Em face de tal engajamento, assegura Merleau-Ponty, a pintura moderna assume “significação metafísica”; as torções, reversões e transposições de sentido nela propostas, modos de compactuar com uma maneira ativa de ser, “fundam uma meditação filosófica”. Mesmo porque, admite MerleauPonty (1964, p.63), um modo icônico qualquer pode valer como emblema de uma “mutação nas relações do homem com o Ser”. Que estas a um dado momento tenham passado para o registro de um “vazio constituinte”, há aí, como se verá, matéria para uma renovada explicação com a paisagem da experiência sensível.

Cumpre, de antemão, perguntar: como figurar uma elisão? Como presentificar uma ausência? Como fazer passar o Ser pelo elidido e pelo ausente, lugares de constituição de sua verticalidade e selvageria? Ser, aliás, que solicita da modernidade sua apresentação sem conceito. Uma dupla inscrição – da ausência do corpo visível e da presença dos seus paradoxais “movimentos sem deslocamento” – desloca por vezes a pintura moderna para o plano de imanência, convoca-a como forma auto-referida. É o que, ao comentar Klee, Merleau-Ponty assegura ser o que lhe fornece o caráter absoluto, como “princípio da gênese do visível”. A arte celebra o devir sensível do autor e de suas épuras formais: duplo efeito da “concentração e vinda a si do visível”. Razão porque, auto-figurativa, a pintura é dita “espetáculo de nada” (Merleau-Ponty,1964, p.75 e 69).

Espetáculo de nada ou espetáculo do nada? Como seria, afinal, uma “negação” significada por uma forma sensível? A questão tem razão de ser se for lembrado que Merleau-Ponty (1964a, p.270) fala de uma “não-presentabilidade originária” do invisível. Mas se esta não constitui uma negação lógica,[4] como entender que de todo modo haja uma apresentação por negação dos modos de percepção do visível? Merleau-Ponty é a este respeito peremptório. Há como apresentar o visível “que está sempre ‘mais longe’”: ele deixa de ser inacessível se for concebido, não por aproximação, mas por “investimento lateral” (Merleau-Ponty, 1964a, p.270).

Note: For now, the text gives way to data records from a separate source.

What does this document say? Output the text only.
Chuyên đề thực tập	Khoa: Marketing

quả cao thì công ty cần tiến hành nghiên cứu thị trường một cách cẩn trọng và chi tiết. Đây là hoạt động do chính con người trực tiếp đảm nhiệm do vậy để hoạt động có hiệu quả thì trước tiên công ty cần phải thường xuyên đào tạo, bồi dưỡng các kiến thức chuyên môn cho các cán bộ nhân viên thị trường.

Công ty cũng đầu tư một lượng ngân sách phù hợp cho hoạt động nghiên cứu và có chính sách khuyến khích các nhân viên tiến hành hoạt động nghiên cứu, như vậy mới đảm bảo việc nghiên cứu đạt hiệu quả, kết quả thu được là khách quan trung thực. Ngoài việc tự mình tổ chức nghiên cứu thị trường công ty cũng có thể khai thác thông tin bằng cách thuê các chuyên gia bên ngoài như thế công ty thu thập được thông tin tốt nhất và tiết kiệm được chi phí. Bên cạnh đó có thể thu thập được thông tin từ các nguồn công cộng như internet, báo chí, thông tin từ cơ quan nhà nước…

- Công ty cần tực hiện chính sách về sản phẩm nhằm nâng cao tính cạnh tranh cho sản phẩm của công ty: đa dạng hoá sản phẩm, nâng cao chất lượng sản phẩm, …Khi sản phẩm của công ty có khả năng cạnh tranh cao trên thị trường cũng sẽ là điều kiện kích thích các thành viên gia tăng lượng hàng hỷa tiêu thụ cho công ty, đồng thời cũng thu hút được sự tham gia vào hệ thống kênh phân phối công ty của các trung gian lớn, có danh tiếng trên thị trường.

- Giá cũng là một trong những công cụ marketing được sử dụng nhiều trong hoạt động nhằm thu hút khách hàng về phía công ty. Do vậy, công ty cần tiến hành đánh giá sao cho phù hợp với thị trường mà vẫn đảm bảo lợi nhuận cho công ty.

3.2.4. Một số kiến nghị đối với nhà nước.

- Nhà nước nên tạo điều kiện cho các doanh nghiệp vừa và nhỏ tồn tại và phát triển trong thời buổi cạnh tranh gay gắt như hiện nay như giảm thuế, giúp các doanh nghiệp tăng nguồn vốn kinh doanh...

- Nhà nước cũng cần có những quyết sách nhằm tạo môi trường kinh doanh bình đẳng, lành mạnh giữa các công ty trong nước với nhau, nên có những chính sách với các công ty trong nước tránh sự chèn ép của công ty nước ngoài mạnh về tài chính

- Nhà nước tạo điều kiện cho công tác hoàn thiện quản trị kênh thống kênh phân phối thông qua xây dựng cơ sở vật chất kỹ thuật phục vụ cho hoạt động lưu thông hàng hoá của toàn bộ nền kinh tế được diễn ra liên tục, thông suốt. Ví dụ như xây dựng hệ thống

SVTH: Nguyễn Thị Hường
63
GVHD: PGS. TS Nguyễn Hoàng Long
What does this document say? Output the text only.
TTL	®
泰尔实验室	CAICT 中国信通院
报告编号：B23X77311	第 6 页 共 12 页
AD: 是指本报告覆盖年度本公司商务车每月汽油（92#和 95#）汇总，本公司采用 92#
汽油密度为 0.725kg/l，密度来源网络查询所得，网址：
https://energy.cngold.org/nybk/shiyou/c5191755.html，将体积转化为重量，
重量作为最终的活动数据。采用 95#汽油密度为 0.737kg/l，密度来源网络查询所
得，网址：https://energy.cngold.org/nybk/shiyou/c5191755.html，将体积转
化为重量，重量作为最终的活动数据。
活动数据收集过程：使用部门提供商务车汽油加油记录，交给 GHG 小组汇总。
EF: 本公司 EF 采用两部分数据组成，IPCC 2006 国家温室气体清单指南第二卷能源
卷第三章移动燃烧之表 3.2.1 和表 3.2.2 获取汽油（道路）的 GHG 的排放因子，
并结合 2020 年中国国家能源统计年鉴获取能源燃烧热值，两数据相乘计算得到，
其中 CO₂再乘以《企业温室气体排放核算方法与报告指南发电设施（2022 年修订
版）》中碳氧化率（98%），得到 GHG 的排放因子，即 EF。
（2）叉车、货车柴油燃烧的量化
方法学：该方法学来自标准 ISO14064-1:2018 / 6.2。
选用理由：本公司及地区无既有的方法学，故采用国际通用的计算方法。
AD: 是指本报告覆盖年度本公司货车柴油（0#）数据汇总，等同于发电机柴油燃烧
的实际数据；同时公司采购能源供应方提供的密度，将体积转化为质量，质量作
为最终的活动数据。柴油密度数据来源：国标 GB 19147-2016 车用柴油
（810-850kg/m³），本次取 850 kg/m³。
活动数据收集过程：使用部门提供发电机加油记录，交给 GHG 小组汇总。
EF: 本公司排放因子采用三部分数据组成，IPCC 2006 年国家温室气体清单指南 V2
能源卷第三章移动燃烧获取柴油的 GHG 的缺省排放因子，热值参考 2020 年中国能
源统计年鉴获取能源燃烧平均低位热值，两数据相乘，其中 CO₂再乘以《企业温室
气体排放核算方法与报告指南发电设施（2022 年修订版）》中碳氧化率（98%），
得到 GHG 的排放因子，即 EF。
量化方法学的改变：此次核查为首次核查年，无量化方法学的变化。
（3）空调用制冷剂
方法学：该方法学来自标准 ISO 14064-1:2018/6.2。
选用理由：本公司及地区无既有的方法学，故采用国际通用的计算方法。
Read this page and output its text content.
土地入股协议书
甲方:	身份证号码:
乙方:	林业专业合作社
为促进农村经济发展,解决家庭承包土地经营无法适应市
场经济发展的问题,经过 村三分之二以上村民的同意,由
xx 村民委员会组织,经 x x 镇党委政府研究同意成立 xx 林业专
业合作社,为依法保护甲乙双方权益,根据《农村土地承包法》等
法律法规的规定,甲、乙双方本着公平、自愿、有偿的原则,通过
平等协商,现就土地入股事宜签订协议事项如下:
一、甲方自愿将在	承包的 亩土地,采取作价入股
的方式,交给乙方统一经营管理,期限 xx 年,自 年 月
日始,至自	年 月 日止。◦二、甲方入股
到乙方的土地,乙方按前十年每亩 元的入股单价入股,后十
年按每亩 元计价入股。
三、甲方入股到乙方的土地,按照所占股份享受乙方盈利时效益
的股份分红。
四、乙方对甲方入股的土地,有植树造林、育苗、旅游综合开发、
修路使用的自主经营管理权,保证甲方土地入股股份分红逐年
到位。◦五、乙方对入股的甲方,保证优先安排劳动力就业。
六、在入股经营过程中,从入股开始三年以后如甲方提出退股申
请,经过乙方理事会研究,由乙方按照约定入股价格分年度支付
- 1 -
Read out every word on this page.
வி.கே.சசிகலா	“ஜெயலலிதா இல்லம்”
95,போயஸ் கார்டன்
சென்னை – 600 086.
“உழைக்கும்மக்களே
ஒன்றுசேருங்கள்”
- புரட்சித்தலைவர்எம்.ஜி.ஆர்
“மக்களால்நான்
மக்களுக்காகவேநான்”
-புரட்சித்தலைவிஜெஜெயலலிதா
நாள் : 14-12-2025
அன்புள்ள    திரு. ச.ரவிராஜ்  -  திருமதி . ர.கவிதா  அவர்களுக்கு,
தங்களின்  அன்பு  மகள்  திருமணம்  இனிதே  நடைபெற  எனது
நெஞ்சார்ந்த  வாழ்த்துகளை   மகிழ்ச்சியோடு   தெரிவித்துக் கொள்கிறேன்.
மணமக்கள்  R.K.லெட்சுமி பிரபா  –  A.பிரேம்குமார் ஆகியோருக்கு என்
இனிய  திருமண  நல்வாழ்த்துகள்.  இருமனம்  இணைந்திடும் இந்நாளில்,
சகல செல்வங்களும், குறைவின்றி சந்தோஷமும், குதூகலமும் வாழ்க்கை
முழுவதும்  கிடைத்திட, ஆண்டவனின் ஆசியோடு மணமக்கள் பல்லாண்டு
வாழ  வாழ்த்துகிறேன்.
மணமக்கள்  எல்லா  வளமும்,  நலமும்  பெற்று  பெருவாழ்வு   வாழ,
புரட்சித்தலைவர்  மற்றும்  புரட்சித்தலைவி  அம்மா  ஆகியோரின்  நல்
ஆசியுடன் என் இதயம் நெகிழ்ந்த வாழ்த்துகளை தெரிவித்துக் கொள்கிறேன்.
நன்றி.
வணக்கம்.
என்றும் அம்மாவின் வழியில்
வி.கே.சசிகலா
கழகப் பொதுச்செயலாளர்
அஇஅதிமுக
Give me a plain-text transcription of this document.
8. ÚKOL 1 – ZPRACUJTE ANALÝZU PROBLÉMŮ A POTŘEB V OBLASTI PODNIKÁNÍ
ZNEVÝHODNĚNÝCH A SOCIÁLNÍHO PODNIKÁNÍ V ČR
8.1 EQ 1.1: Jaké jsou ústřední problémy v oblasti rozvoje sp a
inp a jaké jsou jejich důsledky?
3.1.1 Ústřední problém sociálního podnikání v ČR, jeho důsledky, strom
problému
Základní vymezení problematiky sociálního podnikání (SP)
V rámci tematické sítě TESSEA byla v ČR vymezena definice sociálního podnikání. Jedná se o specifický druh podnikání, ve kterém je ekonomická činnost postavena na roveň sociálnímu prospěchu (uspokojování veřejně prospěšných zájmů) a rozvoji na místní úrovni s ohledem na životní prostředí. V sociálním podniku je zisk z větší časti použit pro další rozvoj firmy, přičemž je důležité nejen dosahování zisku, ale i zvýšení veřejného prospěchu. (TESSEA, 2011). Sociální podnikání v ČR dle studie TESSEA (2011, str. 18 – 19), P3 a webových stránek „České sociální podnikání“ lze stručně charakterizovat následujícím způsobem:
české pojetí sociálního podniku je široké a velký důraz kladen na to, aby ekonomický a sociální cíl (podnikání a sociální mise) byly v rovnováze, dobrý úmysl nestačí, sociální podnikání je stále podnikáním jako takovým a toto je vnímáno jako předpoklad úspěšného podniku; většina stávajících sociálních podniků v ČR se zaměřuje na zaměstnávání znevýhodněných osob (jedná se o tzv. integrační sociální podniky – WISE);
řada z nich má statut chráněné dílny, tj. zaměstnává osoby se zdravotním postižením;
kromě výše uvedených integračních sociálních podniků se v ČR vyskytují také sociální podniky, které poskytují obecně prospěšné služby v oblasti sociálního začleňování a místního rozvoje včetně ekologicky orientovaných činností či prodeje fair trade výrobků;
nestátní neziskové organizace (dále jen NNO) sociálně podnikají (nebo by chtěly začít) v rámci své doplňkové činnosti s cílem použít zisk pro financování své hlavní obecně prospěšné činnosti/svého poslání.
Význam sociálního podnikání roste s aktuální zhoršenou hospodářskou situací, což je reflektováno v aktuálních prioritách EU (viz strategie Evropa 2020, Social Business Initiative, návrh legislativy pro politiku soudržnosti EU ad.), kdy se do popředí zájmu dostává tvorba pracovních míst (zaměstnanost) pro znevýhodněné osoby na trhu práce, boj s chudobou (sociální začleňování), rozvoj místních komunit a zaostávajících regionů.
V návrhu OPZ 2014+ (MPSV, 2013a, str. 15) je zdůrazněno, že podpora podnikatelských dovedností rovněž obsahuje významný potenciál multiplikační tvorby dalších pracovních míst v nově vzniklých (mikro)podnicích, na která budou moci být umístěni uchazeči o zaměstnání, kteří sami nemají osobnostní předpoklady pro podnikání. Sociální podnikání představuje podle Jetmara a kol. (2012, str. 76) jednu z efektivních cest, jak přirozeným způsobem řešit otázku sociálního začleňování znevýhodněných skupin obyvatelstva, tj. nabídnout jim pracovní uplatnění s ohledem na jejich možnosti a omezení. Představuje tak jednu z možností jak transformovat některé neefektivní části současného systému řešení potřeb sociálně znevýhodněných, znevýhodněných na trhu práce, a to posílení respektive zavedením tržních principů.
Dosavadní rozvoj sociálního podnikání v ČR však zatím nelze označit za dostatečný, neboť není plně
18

O corpo de percepção, “sensível exemplar”, ajuda a compreender essa lateralidade. A transposição que ele propõe conduz à generalidade de horizonte por negação indireta deste ou daquele quale (desta ou daquela qualidade particular). Merleau-Ponty insiste na observação do processo pelo qual, a propósito da cor, uma singularidade sensível ganha sentido ao se transferir a uma generalidade. Para tanto, retém de Claudel que “certo azul do mar é tão azul que somente o sangue é mais vermelho” (Merleau-Ponty, 1964a, p.174). A metáfora consiste aqui em dizer o azul pelo vermelho. O azul e o vermelho são variantes na dimensão da cor. O azul é variante na dimensão do azul e compreende, por exemplo, aquele do mar, do céu, da liberdade, etc. O vermelho é variante na dimensão do vermelho que compreende, por exemplo, aquele do sangue, do fogo, da ira, etc. Mas esse azul e esse vermelho se cruzam em alguma inabitual equivalência que aponta para o fato de o azul do mar e o vermelho do sangue serem variantes de certa espessura viscosa, de uma profundidade surda, inquietante, quase obsedante: um e outro a faz ressoar à sua maneira. A frase de Claudel fissura assim a pontualidade do conteúdo sensível de uma e outra cor e sugere o parentesco originário que fornece “espessura” a esses conteúdos. A profundidade evocada é um eixo de possibilidades que o azul do mar cristaliza momentaneamente e que toca à distância o vermelho do sangue. A cor vermelha, emblemática de uma visibilidade simbolicamente saturada, emerge de uma “vermelhidão”, configuração pré-individual do mundo donde a cor surge por individuações progressivas, conquanto não se estabilize em uma qüididade fechada em si. Enquadrado pelo olhar, o quale retoma sua existência atmosférica, pronuncia-se no horizonte de significâncias no qual inscreve seus valores diferenciais, concorrendo para a configuração temporal e espacial do mundo. Por um lado, é a visibilidade do mundo em sua generalidade que se pronuncia segundo a manifestação aparentemente episódica e pontual de uma qualidade sensível. Por outro lado, é a dimensão invisível dessa visibilidade esparsa que indicia a textura inerente à carne das coisas, sua possibilidade de agregar sentidos.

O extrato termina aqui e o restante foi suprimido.